I think (ii) is quite obviously impossible, since then by transitivity we would have a theory proving its own consistency, which is impossible by the second incompleteness theorem.
But I don't know how to deal with the transitivity from (i) or how to deal with (iii). 
Thanks,
Ettore
 A: $\textbf{(Sketch of a) proof of transitivity (i):}$
We may suppose that $W$ is consistent, for if it is inconsistent it proves anything. 
Assume $W \vdash Thm_U(0=1)$ - we're after a contradiction $in$ $W$. 
We have $W \vdash Thm_U(0=1) \rightarrow Thm_T(Thm_U(0=1))$.
This is an instance of theorem 1.4.7., that is the formalization of 1.3.4. (iii).
Hence $W \vdash Thm_T(Thm_U(0=1))$.
Since $T \vdash \neg Thm_U(0=1)$, also $W \vdash \neg Thm_U(0=1)$.
It think this is because if the statement is provable in some theory extending EA, it is provalbe in $any$ theory extending EA, but I am not sure.
So: $W \vdash Thm_T(\neg Thm_U(0=1))$.
It think that should be possible for any theory T, as long as T is prim.rec.
Now, I guess it is not difficult to see that, although not sure about the precise way how to do it, from $W \vdash Thm_T(\neg Thm_U(0=1))$ and $W \vdash Thm_T(Thm_U(0=1))$, it follows that $W \vdash Thm_T (0=1)$.
But we already know from the beginning that $W \vdash \neg Thm_T (0=1)$.
So we get a contradiction in $W$ by assumption of $W \vdash Thm_U(0=1)$, thus we get $W \vdash \neg Thm_U(0=1)$.
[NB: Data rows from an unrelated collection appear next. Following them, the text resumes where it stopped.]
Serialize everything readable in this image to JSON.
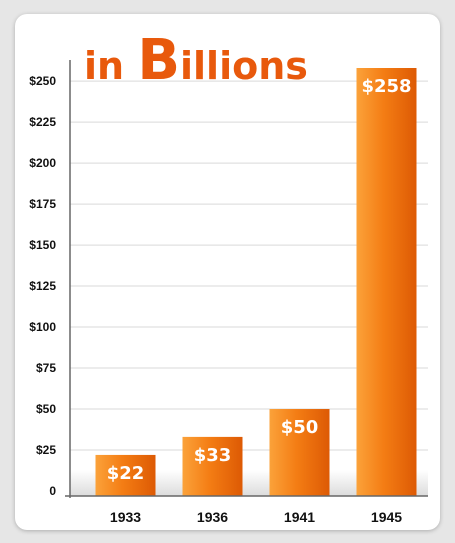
{
  "chart_data": {
    "type": "bar",
    "title": {
      "prefix": "in ",
      "cap": "B",
      "rest": "illions"
    },
    "categories": [
      "1933",
      "1936",
      "1941",
      "1945"
    ],
    "values": [
      22,
      33,
      50,
      258
    ],
    "value_labels": [
      "$22",
      "$33",
      "$50",
      "$258"
    ],
    "y_ticks": [
      0,
      25,
      50,
      75,
      100,
      125,
      150,
      175,
      200,
      225,
      250
    ],
    "y_tick_labels": [
      "0",
      "$25",
      "$50",
      "$75",
      "$100",
      "$125",
      "$150",
      "$175",
      "$200",
      "$225",
      "$250"
    ],
    "ylim": [
      0,
      258
    ],
    "grid": true,
    "colors": {
      "bar_light": "#fba23a",
      "bar_mid": "#f47d14",
      "bar_dark": "#dd5a04",
      "title": "#e8590c",
      "value_label": "#ffffff",
      "grid": "#d9d9d9",
      "axis": "#555555"
    }
  }
}
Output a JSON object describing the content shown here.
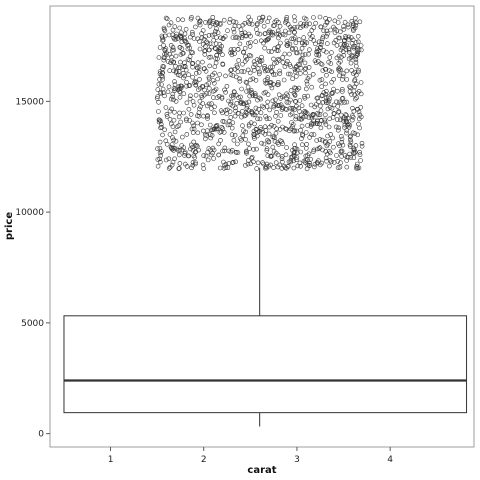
{
  "chart_data": {
    "type": "boxplot",
    "xlabel": "carat",
    "ylabel": "price",
    "xlim": [
      0.35,
      4.9
    ],
    "ylim": [
      -600,
      19300
    ],
    "x_ticks": [
      1,
      2,
      3,
      4
    ],
    "y_ticks": [
      0,
      5000,
      10000,
      15000
    ],
    "grid": false,
    "box": {
      "x_min": 0.5,
      "x_max": 4.82,
      "q1": 950,
      "median": 2400,
      "q3": 5320,
      "whisker_low": 326,
      "whisker_high": 12000,
      "whisker_x": 2.6
    },
    "outliers": {
      "x_range": [
        1.5,
        3.7
      ],
      "y_range": [
        11950,
        18820
      ],
      "count": 1400,
      "marker": "open-circle"
    },
    "colors": {
      "box_stroke": "#333333",
      "median": "#333333",
      "point_stroke": "#333333",
      "panel_border": "#888888"
    }
  }
}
It seems to me that a lack of my understanding comes from not really knowing what the provability predicate is able to do. It seems to me that my textbook didn't clarify these things very explicitly, or at least I didn't notice. Specifically the predicate was never used for different theories at the same time (in this intricated way).
$\textbf{Now an offer for a proof of (iii):}$
We head for a contradiction within $U$.
Suppose $U \vdash \neg A$.
$\neg A$ is a $\Sigma^0_1$ -sentence, since $A$ is a $\Pi^0_1$ -sentence.
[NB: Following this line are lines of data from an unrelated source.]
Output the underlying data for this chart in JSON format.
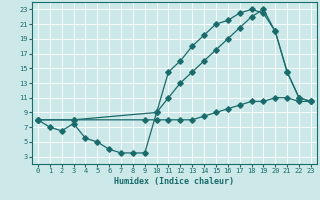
{
  "xlabel": "Humidex (Indice chaleur)",
  "background_color": "#cce8e8",
  "line_color": "#1a6b6b",
  "grid_color": "#ffffff",
  "xlim": [
    -0.5,
    23.5
  ],
  "ylim": [
    2.0,
    24.0
  ],
  "xticks": [
    0,
    1,
    2,
    3,
    4,
    5,
    6,
    7,
    8,
    9,
    10,
    11,
    12,
    13,
    14,
    15,
    16,
    17,
    18,
    19,
    20,
    21,
    22,
    23
  ],
  "yticks": [
    3,
    5,
    7,
    9,
    11,
    13,
    15,
    17,
    19,
    21,
    23
  ],
  "line1_x": [
    0,
    1,
    2,
    3,
    4,
    5,
    6,
    7,
    8,
    9,
    10,
    11,
    12,
    13,
    14,
    15,
    16,
    17,
    18,
    19,
    20,
    21,
    22,
    23
  ],
  "line1_y": [
    8,
    7,
    6.5,
    7.5,
    5.5,
    5,
    4,
    3.5,
    3.5,
    3.5,
    9,
    14.5,
    16,
    18,
    19.5,
    21,
    21.5,
    22.5,
    23,
    22.5,
    20,
    14.5,
    11,
    10.5
  ],
  "line2_x": [
    0,
    3,
    10,
    11,
    12,
    13,
    14,
    15,
    16,
    17,
    18,
    19,
    20,
    21,
    22,
    23
  ],
  "line2_y": [
    8,
    8,
    9,
    11,
    13,
    14.5,
    16,
    17.5,
    19,
    20.5,
    22,
    23,
    20,
    14.5,
    11,
    10.5
  ],
  "line3_x": [
    0,
    3,
    9,
    10,
    11,
    12,
    13,
    14,
    15,
    16,
    17,
    18,
    19,
    20,
    21,
    22,
    23
  ],
  "line3_y": [
    8,
    8,
    8,
    8,
    8,
    8,
    8,
    8.5,
    9,
    9.5,
    10,
    10.5,
    10.5,
    11,
    11,
    10.5,
    10.5
  ],
  "xlabel_fontsize": 6,
  "tick_fontsize": 5
}
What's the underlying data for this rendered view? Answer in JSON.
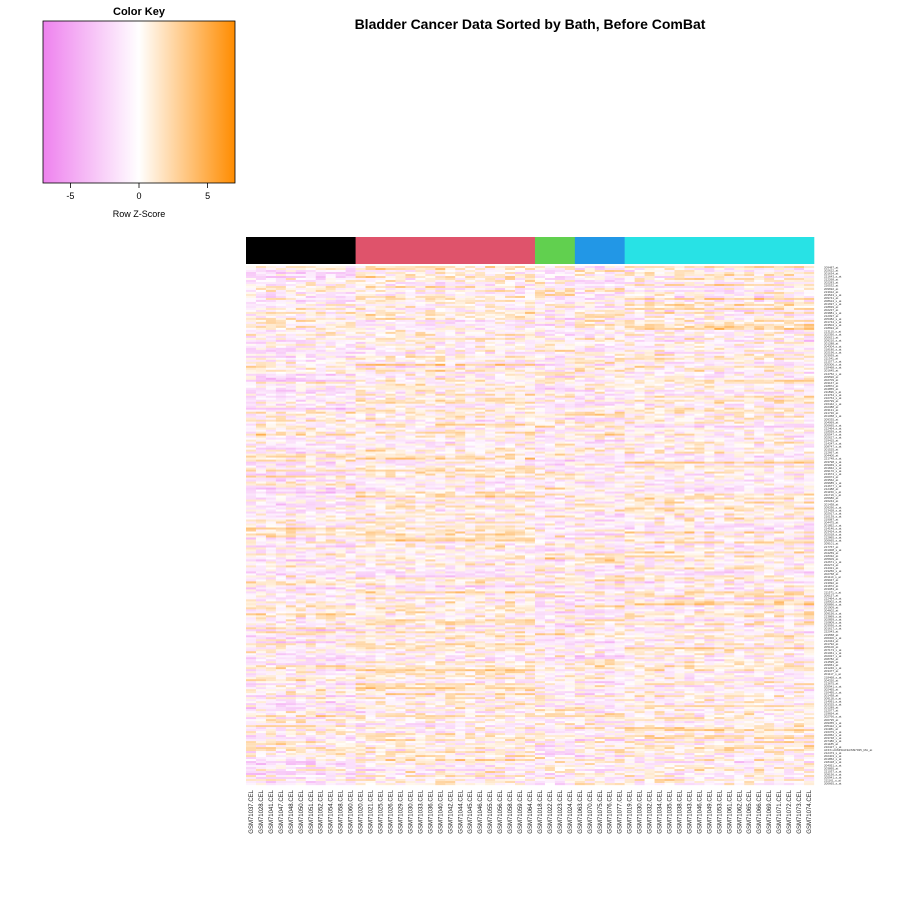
{
  "chart_data": {
    "type": "heatmap",
    "title": "Bladder Cancer Data Sorted by Bath, Before ComBat",
    "color_key": {
      "title": "Color Key",
      "xlabel": "Row Z-Score",
      "range": [
        -7,
        7
      ],
      "ticks": [
        -5,
        0,
        5
      ],
      "tick_labels": [
        "-5",
        "0",
        "5"
      ],
      "colors": {
        "low": "#ee82ee",
        "mid": "#ffffff",
        "high": "#ff8c00"
      }
    },
    "batch_colors": [
      "#000000",
      "#df536b",
      "#61d04f",
      "#2297e6",
      "#28e2e5"
    ],
    "batch_sizes": [
      11,
      18,
      4,
      5,
      19
    ],
    "columns": [
      "GSM71037.CEL",
      "GSM71028.CEL",
      "GSM71041.CEL",
      "GSM71047.CEL",
      "GSM71048.CEL",
      "GSM71050.CEL",
      "GSM71051.CEL",
      "GSM71052.CEL",
      "GSM71054.CEL",
      "GSM71058.CEL",
      "GSM71060.CEL",
      "GSM71020.CEL",
      "GSM71021.CEL",
      "GSM71025.CEL",
      "GSM71026.CEL",
      "GSM71029.CEL",
      "GSM71030.CEL",
      "GSM71033.CEL",
      "GSM71036.CEL",
      "GSM71040.CEL",
      "GSM71042.CEL",
      "GSM71044.CEL",
      "GSM71045.CEL",
      "GSM71046.CEL",
      "GSM71055.CEL",
      "GSM71056.CEL",
      "GSM71058.CEL",
      "GSM71059.CEL",
      "GSM71064.CEL",
      "GSM71018.CEL",
      "GSM71022.CEL",
      "GSM71023.CEL",
      "GSM71024.CEL",
      "GSM71063.CEL",
      "GSM71070.CEL",
      "GSM71075.CEL",
      "GSM71076.CEL",
      "GSM71077.CEL",
      "GSM71019.CEL",
      "GSM71030.CEL",
      "GSM71032.CEL",
      "GSM71034.CEL",
      "GSM71035.CEL",
      "GSM71038.CEL",
      "GSM71043.CEL",
      "GSM71046.CEL",
      "GSM71049.CEL",
      "GSM71053.CEL",
      "GSM71061.CEL",
      "GSM71062.CEL",
      "GSM71065.CEL",
      "GSM71066.CEL",
      "GSM71069.CEL",
      "GSM71071.CEL",
      "GSM71072.CEL",
      "GSM71073.CEL",
      "GSM71074.CEL"
    ],
    "rows": [
      "209487_at",
      "202622_at",
      "201634_at",
      "221643_s_at",
      "212268_at",
      "202283_at",
      "220532_at",
      "209692_at",
      "213912_at",
      "203543_s_at",
      "209741_at",
      "208624_s_at",
      "201697_s_at",
      "218839_at",
      "202237_at",
      "203881_s_at",
      "212097_at",
      "205382_s_at",
      "201744_s_at",
      "203504_s_at",
      "218694_at",
      "213110_s_at",
      "202350_s_at",
      "200621_at",
      "209210_s_at",
      "201288_at",
      "204304_s_at",
      "218180_s_at",
      "202196_s_at",
      "203939_at",
      "211341_at",
      "221577_x_at",
      "205306_x_at",
      "218468_s_at",
      "201645_at",
      "214752_x_at",
      "209596_at",
      "202709_at",
      "203167_at",
      "218872_at",
      "204855_at",
      "211896_s_at",
      "213764_s_at",
      "210764_s_at",
      "200799_at",
      "216442_x_at",
      "202388_at",
      "203131_at",
      "221730_at",
      "201058_s_at",
      "209335_at",
      "204069_at",
      "200665_s_at",
      "212464_s_at",
      "218559_s_at",
      "205547_s_at",
      "202627_s_at",
      "219415_at",
      "214247_s_at",
      "208747_s_at",
      "201525_at",
      "212667_at",
      "204400_at",
      "221748_s_at",
      "203798_s_at",
      "209069_s_at",
      "201842_s_at",
      "209170_s_at",
      "213674_x_at",
      "200974_at",
      "203562_at",
      "209685_s_at",
      "214677_x_at",
      "212488_at",
      "201150_s_at",
      "211719_x_at",
      "205680_at",
      "220244_at",
      "201438_at",
      "209290_s_at",
      "213428_s_at",
      "202917_s_at",
      "210139_s_at",
      "219087_at",
      "204475_at",
      "201852_x_at",
      "214146_s_at",
      "203424_s_at",
      "202018_s_at",
      "212865_s_at",
      "200665_s_at",
      "209101_at",
      "217767_at",
      "201008_s_at",
      "204259_at",
      "218332_at",
      "205609_at",
      "212671_s_at",
      "202274_at",
      "214321_at",
      "219250_s_at",
      "202768_at",
      "201110_s_at",
      "209047_at",
      "213992_at",
      "221872_at",
      "203083_at",
      "211571_s_at",
      "206157_at",
      "212464_s_at",
      "218002_s_at",
      "205890_s_at",
      "201909_at",
      "204602_at",
      "209156_s_at",
      "213869_x_at",
      "202859_x_at",
      "210809_s_at",
      "203936_s_at",
      "201617_x_at",
      "222043_at",
      "219558_at",
      "206300_s_at",
      "212344_at",
      "201792_at",
      "205100_at",
      "207173_x_at",
      "201061_s_at",
      "202037_s_at",
      "208782_at",
      "214595_at",
      "209651_at",
      "221246_x_at",
      "203477_at",
      "201117_s_at",
      "218468_s_at",
      "204320_at",
      "213675_at",
      "205941_s_at",
      "202465_at",
      "210495_x_at",
      "201438_at",
      "209118_s_at",
      "214091_s_at",
      "203325_s_at",
      "201289_at",
      "212077_at",
      "219654_at",
      "202766_s_at",
      "200795_at",
      "209355_s_at",
      "205422_s_at",
      "211981_at",
      "216379_x_at",
      "202952_s_at",
      "203748_x_at",
      "207480_s_at",
      "201185_at",
      "210427_x_at",
      "AFFX-HUMISGF3A/M97935_MA_at",
      "212473_s_at",
      "202403_s_at",
      "201852_x_at",
      "218418_s_at",
      "204051_s_at",
      "203895_at",
      "221037_s_at",
      "209156_s_at",
      "205941_s_at",
      "211161_s_at",
      "200665_s_at"
    ]
  }
}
Hence by theorem 1.4.7. (1.3.4. (iii) within PRA) $U \vdash \neg A \rightarrow Thm_T(\neg A)$, as $U$ contains PRA and $T$ extends EA, and thus $U \vdash Thm_T(\neg A)$.
But since $T \vdash A$, also $U \vdash Thm_T(A)$ by theorem 1.3.4., as long as $T$ is any prim. rec. theory and $U$ extends EA, since $Thm_T(A)$ is a true $\Sigma$ -sentence.
So by $U \vdash Thm_T(\neg A)$ and $U \vdash Thm_T(A)$ also $U \vdash Thm_T(\neg A \land A)$, that is $U \vdash Thm_T(0=1)$.
But we have as a premise that $U \vdash  \neg Thm_T(0=1)$.
So we derived a contradiction in U from $U \vdash \neg A$.
So $U \vdash A$.